When we started Divido six years ago, I knew we were on to something big as we began our mission to transform retail finance. There have been many stand-out moments for us along the way but the completion of our Series B funding round last week gave me a very real and exhilarating high.
In spite of starting in the middle of a global pandemic, the oversubscribed funding round closed out at $30 million – double what we had initially set out to achieve.

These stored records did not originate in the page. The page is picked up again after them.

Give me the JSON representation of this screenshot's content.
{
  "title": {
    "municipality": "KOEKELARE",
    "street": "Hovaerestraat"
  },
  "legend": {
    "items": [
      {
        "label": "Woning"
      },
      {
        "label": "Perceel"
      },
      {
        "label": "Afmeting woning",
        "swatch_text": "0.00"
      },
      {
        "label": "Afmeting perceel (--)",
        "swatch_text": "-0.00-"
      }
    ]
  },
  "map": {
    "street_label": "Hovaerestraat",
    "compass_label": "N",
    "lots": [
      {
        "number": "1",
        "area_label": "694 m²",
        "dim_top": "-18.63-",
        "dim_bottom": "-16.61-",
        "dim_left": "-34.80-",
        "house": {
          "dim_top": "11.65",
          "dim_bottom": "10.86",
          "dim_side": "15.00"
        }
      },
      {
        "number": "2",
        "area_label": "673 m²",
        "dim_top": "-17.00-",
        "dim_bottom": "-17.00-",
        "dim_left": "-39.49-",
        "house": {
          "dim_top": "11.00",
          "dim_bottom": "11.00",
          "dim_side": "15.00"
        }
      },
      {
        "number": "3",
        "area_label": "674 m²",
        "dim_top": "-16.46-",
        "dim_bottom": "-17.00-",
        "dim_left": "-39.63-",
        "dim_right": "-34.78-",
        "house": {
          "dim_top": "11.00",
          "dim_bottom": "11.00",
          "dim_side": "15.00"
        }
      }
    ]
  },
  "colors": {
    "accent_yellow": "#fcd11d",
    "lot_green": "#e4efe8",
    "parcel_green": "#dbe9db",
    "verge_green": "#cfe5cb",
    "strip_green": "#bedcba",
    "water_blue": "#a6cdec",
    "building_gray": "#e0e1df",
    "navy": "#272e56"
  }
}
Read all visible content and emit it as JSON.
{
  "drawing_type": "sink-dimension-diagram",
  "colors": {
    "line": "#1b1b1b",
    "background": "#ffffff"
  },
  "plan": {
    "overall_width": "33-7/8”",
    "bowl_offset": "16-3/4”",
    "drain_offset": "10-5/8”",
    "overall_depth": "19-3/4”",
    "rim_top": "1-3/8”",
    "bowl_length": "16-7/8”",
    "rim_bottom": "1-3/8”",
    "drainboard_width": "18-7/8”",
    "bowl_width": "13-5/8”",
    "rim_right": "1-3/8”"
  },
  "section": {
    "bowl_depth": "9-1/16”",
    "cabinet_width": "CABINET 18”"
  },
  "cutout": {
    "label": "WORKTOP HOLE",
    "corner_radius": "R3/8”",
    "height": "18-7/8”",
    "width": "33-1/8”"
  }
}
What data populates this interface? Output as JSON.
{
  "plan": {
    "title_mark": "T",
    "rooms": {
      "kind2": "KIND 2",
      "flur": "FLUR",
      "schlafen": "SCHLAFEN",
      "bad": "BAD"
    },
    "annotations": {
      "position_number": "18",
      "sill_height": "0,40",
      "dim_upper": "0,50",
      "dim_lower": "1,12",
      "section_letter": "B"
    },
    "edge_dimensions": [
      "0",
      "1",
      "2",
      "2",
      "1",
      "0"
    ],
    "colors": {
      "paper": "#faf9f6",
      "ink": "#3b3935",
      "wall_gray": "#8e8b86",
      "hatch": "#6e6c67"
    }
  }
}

Led by HSBC and ING, the support of these banking giants, as investors and partners, reinforces the profile of financial service’s rapidly-rising star: retail finance. And to close with four investors based out of Japan at the table demonstrates the voracious appetite for retail finance in the Asia-Pacific region.
We’ve reached a pivotal moment for retail finance. The explosive growth of the market, to an estimated $2.5 trillion next year, has been driven by changing consumer payment habits. US millennials alone increased their retail finance spend by a staggering 87 per cent over the last twelve months, as their credit card use decreased by 11 per cent during the same period. And this trend looks set to continue as global credit card payments are poised to plummet from 24.2 per cent of all global payments to 18.7 per cent, by 2023, setting banks up to lose out.
Christer Holloman, CEO, Divido
HSBC and ING know this and, by investing in Divido, make their position clear to other lenders: fall in, or fall further behind.
And with Sony Innovation Fund adding its name to our investor list, consumers can be reassured that their demands for more flexible and transparent ways to pay are being heard by retailers.
So, as the stars align for what is set to be an exciting season ahead, Divido is ready to press play on Series B as we continue our mission to transform retail finance.